Integer CHUNK_SIZE = 15;
Set<String> examples = new Set<String> { 'Cats', 'Dogs', 'Ducks', 'Birds', 'Dogs1', 'Ducks1', 'Birds1', 'Dogs2', 'Ducks2', 'Birds2', 'Dogs3', 'Ducks3', 'Birds3', 'Dogs4', 'Ducks4', 'Birds4', 'Dogs5', 'Ducks5', 'Birds6', 'Dogs6', 'Ducks6', 'Birds7', 'Dogs7', 'Ducks7', 'Birds8'};
List<String> chunkedExamples = examples.toString().substringBetween('{', '}').split(',', CHUNK_SIZE);
System.assertEquals(CHUNK_SIZE, chunkedExamples.size());

Is there an issue with the code snippet or am I misunderstanding how the limit input works? Thanks in advance!

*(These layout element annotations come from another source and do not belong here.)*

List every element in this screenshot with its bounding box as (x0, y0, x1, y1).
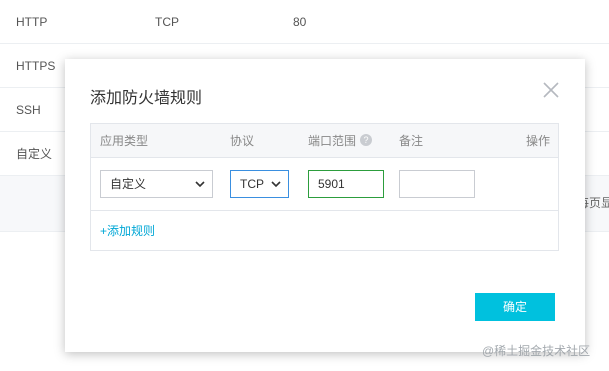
rule-port: 80 (293, 15, 307, 29)
watermark: @稀土掘金技术社区 (482, 344, 591, 358)
help-icon[interactable]: ? (360, 134, 373, 147)
type-select[interactable]: 自定义 (100, 170, 213, 198)
column-port-range-label: 端口范围 (308, 134, 357, 148)
dialog-title: 添加防火墙规则 (90, 90, 203, 107)
rules-table-header: 应用类型 协议 端口范围? 备注 操作 (91, 124, 558, 158)
close-icon[interactable] (542, 81, 560, 99)
rule-name: SSH (16, 103, 41, 117)
add-firewall-rule-dialog: 添加防火墙规则 应用类型 协议 端口范围? 备注 操作 自定义 TCP 5901… (65, 59, 585, 352)
port-range-value: 5901 (318, 177, 345, 191)
rules-table: 应用类型 协议 端口范围? 备注 操作 自定义 TCP 5901 +添加规则 (90, 123, 559, 251)
protocol-select-value: TCP (240, 177, 264, 191)
confirm-button[interactable]: 确定 (475, 293, 555, 321)
table-row[interactable]: HTTP TCP 80 (0, 0, 609, 44)
add-rule-link[interactable]: +添加规则 (100, 222, 155, 239)
column-note: 备注 (399, 134, 424, 148)
column-protocol: 协议 (230, 134, 255, 148)
chevron-down-icon (195, 181, 205, 188)
column-action: 操作 (525, 134, 550, 148)
column-port-range: 端口范围? (308, 124, 373, 158)
rule-name: HTTPS (16, 59, 56, 73)
rule-name: HTTP (16, 15, 48, 29)
rule-protocol: TCP (155, 15, 179, 29)
protocol-select[interactable]: TCP (230, 170, 289, 198)
rule-row: 自定义 TCP 5901 (91, 158, 558, 211)
port-range-input[interactable]: 5901 (308, 170, 384, 198)
rule-name: 自定义 (16, 147, 53, 161)
column-type: 应用类型 (100, 134, 149, 148)
note-input[interactable] (399, 170, 475, 198)
type-select-value: 自定义 (110, 177, 147, 191)
chevron-down-icon (271, 181, 281, 188)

The limit works as you expect, the toString() of Set however, does not. This is what it currently yields;

{Birds, Birds1, Birds2, Birds3, Birds4, Birds6, Birds7, Birds8, Cats, Dogs, ...}

As @RobBaillie commented, this is not a good way to slice the set. There are plenty of code samples of slice methods using the proper data types instead of using string manipulations. Or you could write your own, of course.

  • The underlying point being that this isn't a great way of performing the slice. Instead, keep the proper datatypes (Set / List) and process those rather than trying to 'hack' a String representation. Apr 28 at 10:42
  • I definitely agree.
    – rael_kid
    Apr 28 at 10:43
  • Cheers @rael_kid good to know about how toString() processes the set. Yeah look fair enough about proper data types but sometimes it's fun to experiment! (Just was curious about what was possible). Was genuinely curious as to what was happening.